The crime lab technician mislabeled samples, using “the victim’s name instead of suspect’s name,” her evaluation said. Her supervisors disqualified her from testifying in court because of her inability to “explain and retain basic concepts.”

Indeed, for a time, the technician, Serrita Mitchell, was only allowed to perform the most rote assignments at the New York City medical examiner’s office.

When she was given another chance, more errors occurred and she overlooked crucial evidence in a number of rape investigations, according to a new report by the state inspector general’s office.

The report describes a troubling pattern of mistakes at the city’s premier crime lab, also considered among the best in the country.

The inspector general’s office, which has already presented its findings to the medical examiner’s office, is expected to release its report Thursday morning.

The report was commissioned after The New York Times revealed some of Ms. Mitchell’s errors and efforts by the medical examiner’s office to determine the extent of her mistakes. It questioned the office’s application of a new method for interpreting complicated mixtures of DNA.

The method, known as the forensic statistical tool, is frequently used by the medical examiner’s office in cases where trace amounts of DNA might be found on a handgun that several people had handled.

But the report found that scientists in the medical examiner’s office often disagreed about how to read the results, sometimes overruling one another. Yet in those cases, disputes over the accuracy of the DNA analysis were never acknowledged in the case report shared with the district attorney, much less the defense lawyers.

The inspector general, Catherine Leahy Scott, said in a statement that such dissent should have been described in the case reports prepared for prosecutors.

Regarding Ms. Mitchell’s mistakes, the report underscores how much her supervisors knew about her “myriad failures,” but “did not terminate” her employment.

For starters, Ms. Mitchell regularly overlooked stains on the clothing of sexual assault victims, a lapse that meant crucial DNA evidence went ignored and untested.

In 2011, for instance, she was reprimanded after finding only six stains on a T-shirt and pair of jeans gathered as evidence in a sexual assault; a supervisor found 20 other stains on the clothing that should have been tested for DNA.
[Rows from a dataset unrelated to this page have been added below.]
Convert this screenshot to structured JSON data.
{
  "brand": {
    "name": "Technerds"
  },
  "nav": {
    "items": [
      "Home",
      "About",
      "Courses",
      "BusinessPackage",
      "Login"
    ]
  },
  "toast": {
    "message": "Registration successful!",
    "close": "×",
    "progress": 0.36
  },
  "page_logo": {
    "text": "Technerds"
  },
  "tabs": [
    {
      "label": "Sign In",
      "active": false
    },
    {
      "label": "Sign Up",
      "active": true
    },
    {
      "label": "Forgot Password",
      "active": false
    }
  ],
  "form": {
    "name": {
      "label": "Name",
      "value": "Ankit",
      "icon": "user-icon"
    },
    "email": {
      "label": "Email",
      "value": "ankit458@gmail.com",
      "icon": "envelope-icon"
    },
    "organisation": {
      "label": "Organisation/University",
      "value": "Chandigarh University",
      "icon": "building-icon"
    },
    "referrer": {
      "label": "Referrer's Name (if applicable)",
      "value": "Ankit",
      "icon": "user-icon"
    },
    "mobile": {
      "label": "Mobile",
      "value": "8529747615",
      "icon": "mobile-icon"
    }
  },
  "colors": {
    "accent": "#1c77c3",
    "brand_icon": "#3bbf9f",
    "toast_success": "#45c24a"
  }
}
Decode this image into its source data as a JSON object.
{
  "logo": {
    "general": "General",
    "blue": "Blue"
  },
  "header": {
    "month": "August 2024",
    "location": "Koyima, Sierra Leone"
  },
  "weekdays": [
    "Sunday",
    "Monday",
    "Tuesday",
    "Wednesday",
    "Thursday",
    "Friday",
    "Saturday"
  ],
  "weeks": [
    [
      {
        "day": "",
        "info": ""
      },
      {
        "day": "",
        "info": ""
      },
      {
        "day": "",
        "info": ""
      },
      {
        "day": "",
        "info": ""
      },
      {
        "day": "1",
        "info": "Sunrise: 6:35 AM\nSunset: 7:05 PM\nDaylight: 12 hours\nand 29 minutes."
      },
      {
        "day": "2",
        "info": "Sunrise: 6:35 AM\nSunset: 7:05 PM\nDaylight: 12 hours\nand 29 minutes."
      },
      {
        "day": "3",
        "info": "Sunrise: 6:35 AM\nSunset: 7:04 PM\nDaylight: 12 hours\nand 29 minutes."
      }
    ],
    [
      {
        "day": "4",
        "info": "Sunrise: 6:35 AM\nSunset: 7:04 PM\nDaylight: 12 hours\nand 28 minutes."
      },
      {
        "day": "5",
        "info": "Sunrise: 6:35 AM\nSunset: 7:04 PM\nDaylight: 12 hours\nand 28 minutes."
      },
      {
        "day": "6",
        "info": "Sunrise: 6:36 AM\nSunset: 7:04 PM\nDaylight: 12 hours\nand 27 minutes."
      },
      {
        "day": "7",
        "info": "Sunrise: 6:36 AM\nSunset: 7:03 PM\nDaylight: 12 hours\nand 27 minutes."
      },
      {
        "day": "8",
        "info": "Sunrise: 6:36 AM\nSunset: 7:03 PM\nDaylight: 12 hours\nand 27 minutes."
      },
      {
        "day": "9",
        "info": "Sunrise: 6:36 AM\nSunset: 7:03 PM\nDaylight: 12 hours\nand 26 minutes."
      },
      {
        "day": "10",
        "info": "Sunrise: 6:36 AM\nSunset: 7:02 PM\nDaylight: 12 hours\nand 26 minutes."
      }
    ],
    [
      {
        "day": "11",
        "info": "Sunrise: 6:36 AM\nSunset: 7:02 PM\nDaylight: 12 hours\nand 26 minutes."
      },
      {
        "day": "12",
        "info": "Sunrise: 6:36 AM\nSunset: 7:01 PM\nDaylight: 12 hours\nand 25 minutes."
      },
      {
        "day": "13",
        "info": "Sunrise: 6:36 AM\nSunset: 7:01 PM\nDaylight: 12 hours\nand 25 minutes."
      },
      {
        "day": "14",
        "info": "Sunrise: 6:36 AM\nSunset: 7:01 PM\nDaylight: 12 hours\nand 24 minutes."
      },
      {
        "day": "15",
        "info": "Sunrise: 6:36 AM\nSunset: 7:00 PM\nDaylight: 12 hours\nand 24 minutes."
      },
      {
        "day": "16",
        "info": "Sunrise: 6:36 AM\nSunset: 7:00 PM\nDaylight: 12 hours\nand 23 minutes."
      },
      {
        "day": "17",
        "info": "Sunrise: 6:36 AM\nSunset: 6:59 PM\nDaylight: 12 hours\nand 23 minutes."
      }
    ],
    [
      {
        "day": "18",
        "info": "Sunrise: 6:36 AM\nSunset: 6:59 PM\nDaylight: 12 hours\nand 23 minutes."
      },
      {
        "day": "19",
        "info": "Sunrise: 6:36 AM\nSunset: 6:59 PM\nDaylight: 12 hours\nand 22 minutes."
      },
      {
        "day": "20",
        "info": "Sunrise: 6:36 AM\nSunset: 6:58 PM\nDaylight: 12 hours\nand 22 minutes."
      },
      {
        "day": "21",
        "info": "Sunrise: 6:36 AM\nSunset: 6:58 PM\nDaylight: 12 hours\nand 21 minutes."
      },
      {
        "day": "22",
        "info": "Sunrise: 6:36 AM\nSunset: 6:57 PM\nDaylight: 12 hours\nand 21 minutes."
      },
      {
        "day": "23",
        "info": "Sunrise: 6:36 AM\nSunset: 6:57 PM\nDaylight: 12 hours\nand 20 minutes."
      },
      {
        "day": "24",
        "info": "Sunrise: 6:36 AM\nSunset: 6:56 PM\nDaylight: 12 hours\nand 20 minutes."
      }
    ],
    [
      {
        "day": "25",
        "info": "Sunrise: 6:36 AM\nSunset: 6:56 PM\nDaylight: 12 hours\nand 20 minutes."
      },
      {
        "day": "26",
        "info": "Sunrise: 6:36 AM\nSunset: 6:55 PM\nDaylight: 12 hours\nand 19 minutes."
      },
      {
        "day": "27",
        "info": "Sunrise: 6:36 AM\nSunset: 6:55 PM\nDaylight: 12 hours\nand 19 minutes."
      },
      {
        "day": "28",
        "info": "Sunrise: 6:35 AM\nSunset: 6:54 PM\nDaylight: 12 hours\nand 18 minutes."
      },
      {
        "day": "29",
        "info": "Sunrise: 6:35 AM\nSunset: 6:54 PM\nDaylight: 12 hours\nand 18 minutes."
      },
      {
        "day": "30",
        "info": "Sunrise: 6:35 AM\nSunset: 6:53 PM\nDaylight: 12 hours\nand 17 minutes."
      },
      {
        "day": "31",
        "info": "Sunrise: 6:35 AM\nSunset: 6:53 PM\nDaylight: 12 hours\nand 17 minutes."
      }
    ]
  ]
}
Even more troubling was evidence that Ms. Mitchell was not testing the few stains that she found, instead, in some instances, simply marking them negative for DNA. Her supervisors reviewing her work noted that it was an open question whether these were paperwork errors or whether she was “actually falsifying” test results.

For more than two years, the office of the chief medical examiner has been reviewing Ms. Mitchell’s casework. It has found discrepancies in the contents of 24 sexual assault kits that were a result of her misplacing evidence, sometimes returning it to an unrelated case.

The review also found 37 sexual assault cases in which she had overlooked evidence, preventing DNA profiles in some cases from being discerned until many years later.

In 2001, a 14-year-old girl told the police that an 18-year-old acquaintance had forced himself on her, but the case foundered. Ms. Mitchell was charged with examining the girl’s underwear for DNA, but none was found. In 2012, the evidence was re-examined and male DNA was discovered, leading to the man’s arrest.

The charges were ultimately dropped after the girl, now in her 20s, refused to testify.

In a statement, the medical examiner’s office noted that it had put in place numerous changes since the lab technician’s errors were discovered. “The inspector general concurred with the new policies and procedures we put in place, and found their recommendations to be valuable to our ongoing policy changes,” the office said.

Ms. Mitchell, who left her job in 2011, could not be reached for comment. Efforts to reach Ms. Mitchell at two telephone numbers were unsuccessful.

In examining the office’s use of the forensic statistical tool, the inspector general’s report cited a case of DNA taken from a gun in which the report examining the evidence “was rewritten six times” because of a dispute within the lab over how to interpret the mixture.

The disagreement centered on whether the DNA had come from two or three people; the answer would influence the degree to which a suspect was considered a likely contributor to the DNA mixture.

Despite having rules for how to resolve such disagreements, the inspector general found that a leading scientist at the lab, Theresa Caragine, had rewritten final reports and reassigned cases “when she disagreed with the findings” of lower-ranking analysts. No records of the disputes were ever given to prosecutors or defense lawyers. Dr. Caragine subsequently resigned.

The report notes that lawyers involved in the criminal prosecution who read “the final report would be ignorant of the dissension among the criminalists and Caragine regarding the case.”